Website design isn’t about making things look pretty—it can be a powerful tool to help employees make better decisions about benefits.

Two professors writing for the Harvard Business Review analyzed how variations in digital design influenced the initial contribution decisions of employees in 401(k) plans, as well as how subscribers allocated their retirement savings among different funds and how U.S. consumers choose health plans.

Their conclusion?  Design is not just a “visual garnish,” but instead is “an integral part of any product or service offering. And it’s possible to navigate a path to behaviorally informed designs,” wrote Shlomo Benartzi, a professor of behavioral decision making at UCLA Anderson School of Management and Saurabh Bhargava, an associate professor of economics at Carnegie Mellon University.

The professors outlined their recent research looking at 401(k) contribution decisions by more than 8,500 employees across several hundred plans.

Their goal was to find a website design that induced employees to contribute more than the default rate, since that’s often not enough for people to achieve financial security in retirement.

They randomly assigned employees to one of two versions of an enrollment interface — a standard commercial design used by research partner Voya Financial or an “enhanced” design with three small changes.

First, they changed the color scheme from all-orange to a traffic light arrangement of green (personalize), yellow (confirm), and red (decline).

They also displayed the plan’s default rate directly on the enrollment screen.

Finally, they simplified and standardized the language to describe each option. “I want to enroll with different choices” became “Do it Myself,” while “I do not want to enroll” became “I Don’t Want to Save.”

They found that these design changes increased the rate of personalized enrollment by 15%.

That’s significant because employees who personalize enrollment tend to contribute nearly twice as much—7.8%—as those who automatically enroll, who contribute just 3.4%.

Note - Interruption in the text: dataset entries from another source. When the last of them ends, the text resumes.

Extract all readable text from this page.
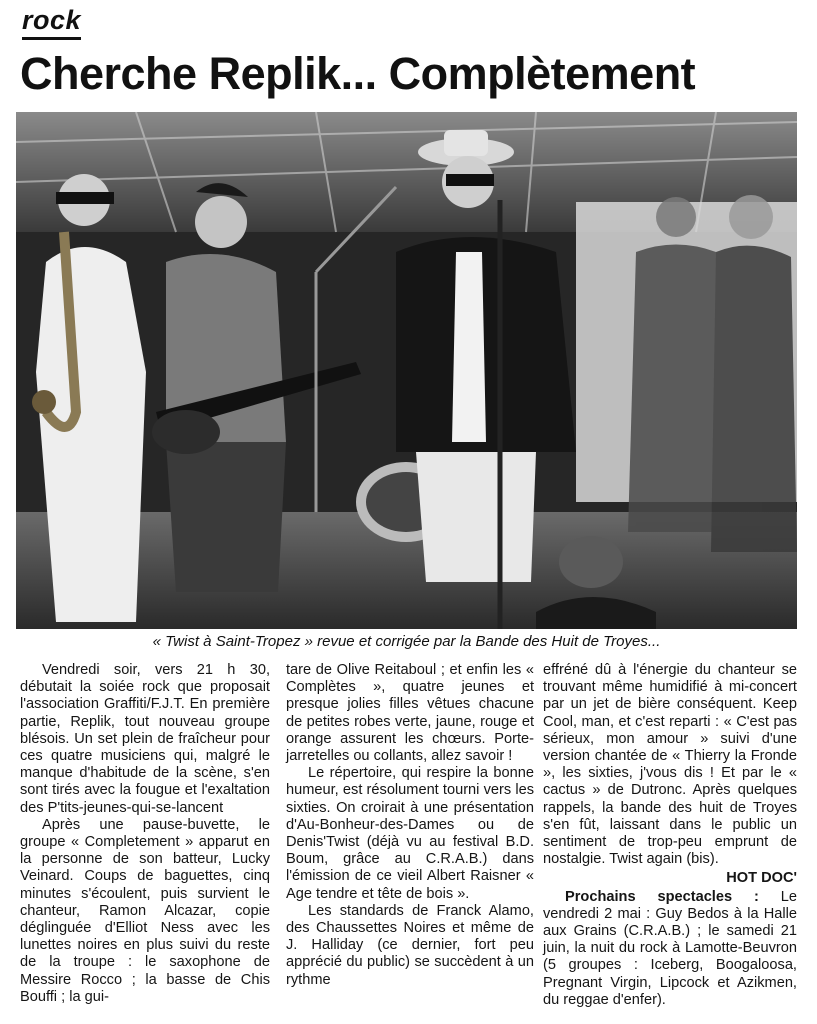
rock
Cherche Replik... Complètement
« Twist à Saint-Tropez » revue et corrigée par la Bande des Huit de Troyes...

Vendredi soir, vers 21 h 30, débutait la soiée rock que proposait l'association Graffiti/F.J.T. En première partie, Replik, tout nouveau groupe blésois. Un set plein de fraîcheur pour ces quatre musiciens qui, malgré le manque d'habitude de la scène, s'en sont tirés avec la fougue et l'exaltation des P'tits-jeunes-qui-se-lancent

Après une pause-buvette, le groupe « Completement » apparut en la personne de son batteur, Lucky Veinard. Coups de baguettes, cinq minutes s'écoulent, puis survient le chanteur, Ramon Alcazar, copie déglinguée d'Elliot Ness avec les lunettes noires en plus suivi du reste de la troupe : le saxophone de Messire Rocco ; la basse de Chis Bouffi ; la gui-

tare de Olive Reitaboul ; et enfin les « Complètes », quatre jeunes et presque jolies filles vêtues chacune de petites robes verte, jaune, rouge et orange assurent les chœurs. Porte-jarretelles ou collants, allez savoir !

Le répertoire, qui respire la bonne humeur, est résolument tourni vers les sixties. On croirait à une présentation d'Au-Bonheur-des-Dames ou de Denis'Twist (déjà vu au festival B.D. Boum, grâce au C.R.A.B.) dans l'émission de ce vieil Albert Raisner « Age tendre et tête de bois ».

Les standards de Franck Alamo, des Chaussettes Noires et même de J. Halliday (ce dernier, fort peu apprécié du public) se succèdent à un rythme

effréné dû à l'énergie du chanteur se trouvant même humidifié à mi-concert par un jet de bière conséquent. Keep Cool, man, et c'est reparti : « C'est pas sérieux, mon amour » suivi d'une version chantée de « Thierry la Fronde », les sixties, j'vous dis ! Et par le « cactus » de Dutronc. Après quelques rappels, la bande des huit de Troyes s'en fût, laissant dans le public un sentiment de trop-peu emprunt de nostalgie. Twist again (bis).

HOT DOC'

Prochains spectacles : Le vendredi 2 mai : Guy Bedos à la Halle aux Grains (C.R.A.B.) ; le samedi 21 juin, la nuit du rock à Lamotte-Beuvron (5 groupes : Iceberg, Boogaloosa, Pregnant Virgin, Lipcock et Azikmen, du reggae d'enfer).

“[T]he shift to personalized enrollment significantly increased savings for those employees and reduced the share of workers headed for ‘retirement poverty,’ the professors wrote. “Ultimately, we estimate that the design changes led to an increase in overall contributions equivalent to increasing the typical plan match by over 60%. Of course, changing colors or a few words on a screen is a lot cheaper than sharply increasing matching incentives.”

The professors also looked at a Morningstar.com experiment, where two groups of Morningstar subscribers were asked to allocate their retirement savings among eight different funds. Group one was shown a website with four blank lines plus a hyperlink for more choices, while group two got eight blank lines.

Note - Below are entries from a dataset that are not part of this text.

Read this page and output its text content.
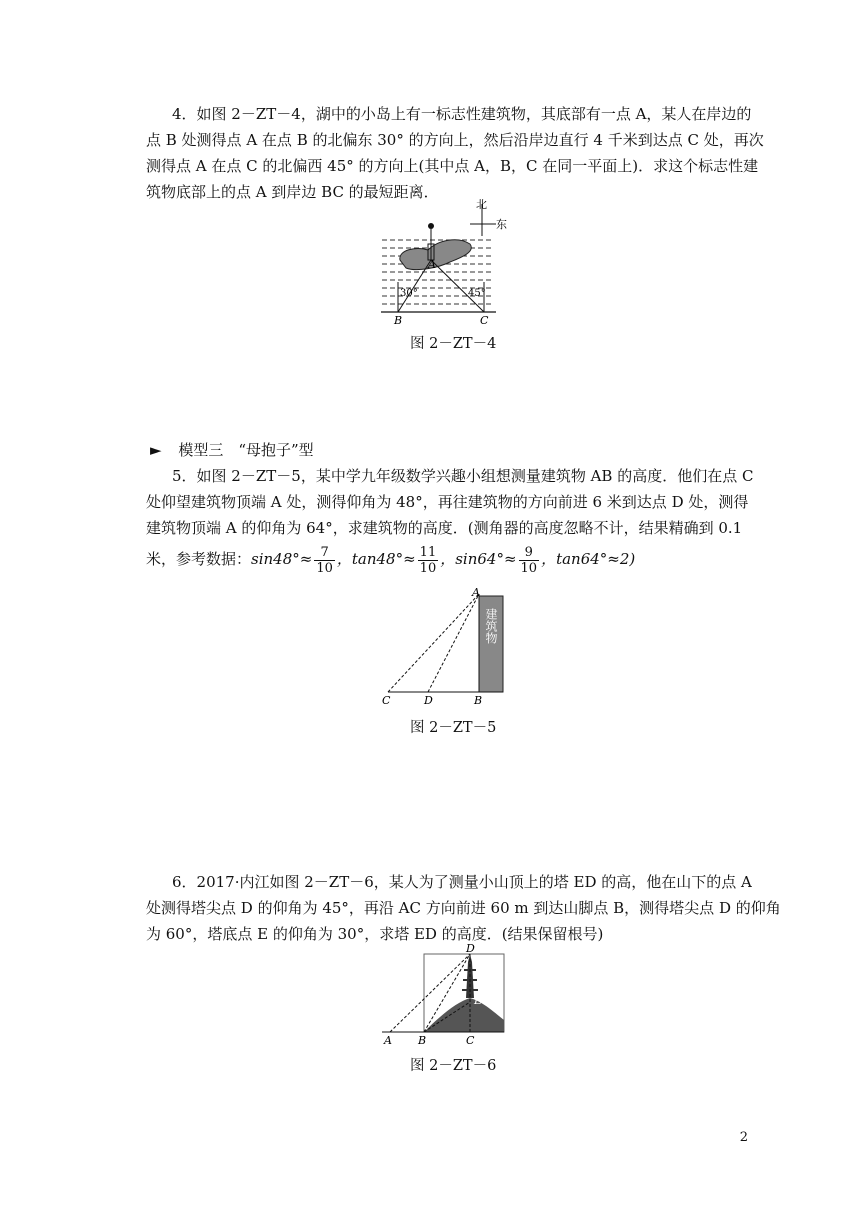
4．如图 2－ZT－4，湖中的小岛上有一标志性建筑物，其底部有一点 A，某人在岸边的
点 B 处测得点 A 在点 B 的北偏东 30° 的方向上，然后沿岸边直行 4 千米到达点 C 处，再次
测得点 A 在点 C 的北偏西 45° 的方向上(其中点 A，B，C 在同一平面上)．求这个标志性建
筑物底部上的点 A 到岸边 BC 的最短距离．
北
东
A
B	C
30°	45°
图 2－ZT－4
► 模型三　“母抱子”型
5．如图 2－ZT－5，某中学九年级数学兴趣小组想测量建筑物 AB 的高度．他们在点 C
处仰望建筑物顶端 A 处，测得仰角为 48°，再往建筑物的方向前进 6 米到达点 D 处，测得
建筑物顶端 A 的仰角为 64°，求建筑物的高度．(测角器的高度忽略不计，结果精确到 0.1
米，参考数据：$\sin 48^\circ\approx \frac{7}{10}$ ，$\tan 48^\circ\approx \frac{11}{10}$ ，$\sin 64^\circ\approx \frac{9}{10}$ ，tan64°≈2)
建筑物
A
B
C	D
图 2－ZT－5
6．2017·内江如图 2－ZT－6，某人为了测量小山顶上的塔 ED 的高，他在山下的点 A
处测得塔尖点 D 的仰角为 45°，再沿 AC 方向前进 60 m 到达山脚点 B，测得塔尖点 D 的仰角
为 60°，塔底点 E 的仰角为 30°，求塔 ED 的高度．(结果保留根号)
D
E
A B	C
图 2－ZT－6
2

The result? A mere 10% of people shown four lines picked more than four funds, but that number quadrupled among subjects given eight lines.

They also looked at research on how people picked health care plans under the Affordable Care Act. They found that the current design of the ACA, where plans are labeled “bronze, silver and gold,” leads to inefficient choices.

“We speculate that when faced with the tiered labels (bronze, silver, etc.), consumers selected plans not based on expected utilization, but inferences about the quality of care they would receive,” they wrote, adding that “In the case of health insurance plans, labels should serve as signifiers of expected utilization rather than quality.”